Former Republican presidential candidate Newt Gingrich, however, called the air traffic controller bill "a real victory for fiscal conservatism" because Congress moved funds around, instead of undoing any budget cuts.

"Doesn't that mean the politically weakest are going to bear the biggest burden?" ABC host George Stephanopolous wondered.

"Not necessarily," Gingrich insisted. "It may mean the most corrupt are going to bear the biggest burden. It may mean the dumbest are going to bear the biggest burden. When you look at a $4 trillion government, you can find lots of really stupid things to quit paying for."

But Dowd found it "amazing" that the bitterly partisan Congress could only find a way to work together when they personally faced the possibility of spending some additional time on the tarmac.

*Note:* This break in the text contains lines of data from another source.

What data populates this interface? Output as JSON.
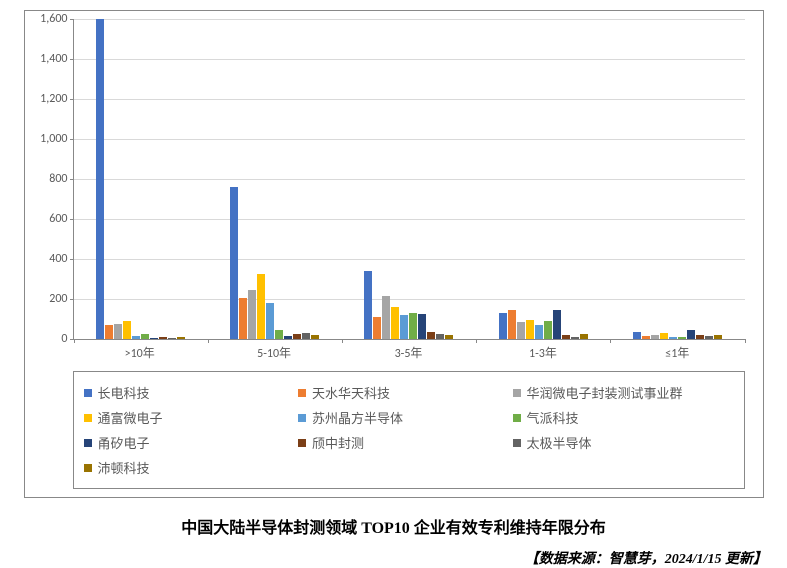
{
  "chart": {
    "type": "bar",
    "background_color": "#ffffff",
    "grid_color": "#d9d9d9",
    "border_color": "#888888",
    "tick_label_color": "#595959",
    "font_family": "Calibri, SimSun, Arial, sans-serif",
    "ylim": [
      0,
      1600
    ],
    "ytick_step": 200,
    "yticks": [
      0,
      200,
      400,
      600,
      800,
      1000,
      1200,
      1400,
      1600
    ],
    "categories": [
      ">10年",
      "5-10年",
      "3-5年",
      "1-3年",
      "≤1年"
    ],
    "series": [
      {
        "name": "长电科技",
        "color": "#4472c4",
        "values": [
          1600,
          760,
          340,
          130,
          35
        ]
      },
      {
        "name": "天水华天科技",
        "color": "#ed7d31",
        "values": [
          70,
          205,
          110,
          145,
          15
        ]
      },
      {
        "name": "华润微电子封装测试事业群",
        "color": "#a5a5a5",
        "values": [
          75,
          245,
          215,
          85,
          20
        ]
      },
      {
        "name": "通富微电子",
        "color": "#ffc000",
        "values": [
          90,
          325,
          160,
          95,
          30
        ]
      },
      {
        "name": "苏州晶方半导体",
        "color": "#5b9bd5",
        "values": [
          15,
          180,
          120,
          70,
          10
        ]
      },
      {
        "name": "气派科技",
        "color": "#70ad47",
        "values": [
          25,
          45,
          130,
          90,
          10
        ]
      },
      {
        "name": "甬矽电子",
        "color": "#264478",
        "values": [
          5,
          15,
          125,
          145,
          45
        ]
      },
      {
        "name": "颀中封测",
        "color": "#7b3f17",
        "values": [
          8,
          25,
          35,
          20,
          18
        ]
      },
      {
        "name": "太极半导体",
        "color": "#636363",
        "values": [
          3,
          30,
          25,
          12,
          15
        ]
      },
      {
        "name": "沛顿科技",
        "color": "#997300",
        "values": [
          12,
          18,
          20,
          25,
          20
        ]
      }
    ]
  },
  "caption": "中国大陆半导体封测领域 TOP10 企业有效专利维持年限分布",
  "source": "【数据来源：智慧芽，2024/1/15 更新】"
}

"The only way they're bipartisan is to do something for themselves," he quipped. "It's amazing the speed at which they did that. We have this horrible shooting where all these children die in Connecticut, we can't pass gun control legislation. But oh by the way, you're about to get delayed at the airport through some small budget cuts -- which I still don't understand why we make policy the way we make policy. Everybody knows there's a fiscal crisis in this country, everybody knows we don't have the revenue to meet the expenses in this country, somebody has to bear pain, but we act in Washington like nobody has to bear any pain. So as soon as anybody bears any pain, we're going to take it back from them."

"I think many members of Congress have bought into a myth that doesn't exist anymore," he added. "I think most of what's gong on in gun control is there's not this huge vehement group of people saying I'm going to defeat you if you vote for background checks, I'm going to defeat you if you vote for high-capacity magazines... What there is, though, is a group of folks in Washington that are scared of their shadow on this issue, both some Democrats and a lot of Republicans."

"The myth doesn't exist anymore, but they're afraid to go launch themselves through it and do something about it."